Our problem with the place is not the composition of the dishes (a little boring for New American, but we’ve seen worse) or the prices (full plates average $31), but the flagrant abuse of the past participle on the menu. In no particular order, ingredients in various dishes are described as caramelized, cured, smoked, shaved, wrapped, tossed, topped, buttered, grilled, braised, crushed, chilled, baked, marinated, mashed, and dried. This is not a crime committed exclusively by Exposure Tapas; in fact, a lot of restaurants that want to beat you over the head with the sophistication of their cuisine use this device.
Surely, the consumer must know every single painstaking step of the process of preparing each dish! But when the participle is overused to this extent, it becomes TMI and sticks out like a sore thumb. Consider the Ahi Tuna Pinot Noir, with toasted swiss chard, roasted red potatoes, wild mushrooms and a reduced pinot noir demi-glace ($32). First of all, aren’t all demi-glaces reduced by definition?

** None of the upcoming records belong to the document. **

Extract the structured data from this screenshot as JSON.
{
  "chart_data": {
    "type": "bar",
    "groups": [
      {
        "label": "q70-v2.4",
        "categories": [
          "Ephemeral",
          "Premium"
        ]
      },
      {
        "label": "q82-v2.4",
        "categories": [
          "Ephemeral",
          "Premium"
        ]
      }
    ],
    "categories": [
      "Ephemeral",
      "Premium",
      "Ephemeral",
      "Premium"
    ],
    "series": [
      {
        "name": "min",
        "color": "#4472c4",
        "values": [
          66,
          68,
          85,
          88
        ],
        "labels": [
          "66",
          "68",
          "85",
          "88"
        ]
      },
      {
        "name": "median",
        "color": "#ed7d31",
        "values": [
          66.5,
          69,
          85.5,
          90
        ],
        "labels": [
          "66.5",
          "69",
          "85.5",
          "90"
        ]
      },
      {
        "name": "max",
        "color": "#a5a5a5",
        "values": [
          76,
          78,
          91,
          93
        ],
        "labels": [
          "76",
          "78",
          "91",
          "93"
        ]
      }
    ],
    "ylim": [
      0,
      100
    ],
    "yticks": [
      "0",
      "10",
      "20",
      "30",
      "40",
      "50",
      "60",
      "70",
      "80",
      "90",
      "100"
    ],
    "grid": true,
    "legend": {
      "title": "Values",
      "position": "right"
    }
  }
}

Second, it really starts to sound silly, having all those participles in a row (“wild” is okay though), and when it’s in dish after dish, we get a headache.
This profligate use of the participle, furthermore, has steamrolled some perfectly innocent nouns into awkward adjectives. The lobster cocktail with fresh lobster and champagne granita with chive crème fraiche and gingered vegetables (market price); the baked oysters Rockefeller with spinach, smoked bacon, cream and Parmesan cheese and gratineed with hollandaise sauce ($11); and even the truffled hand cut French fries with sea salt, béarnaise sauce and sriracha ketchup ($6), ignore the fact that ginger, gratinée and truffle are a noun, adjective, and noun, respectively, and cannot be drafted into service as past participles (p.s. gingered is a word, but we still don’t like it). Cannot!
None of this should stop you from eating there, if you have that intention, but it may give you food for thought. Menu grammar is as key an insight into a restaurant’s soul as the menu items themselves, so don’t be surprised if you find that Exposure is trying a bit too hard to impress you.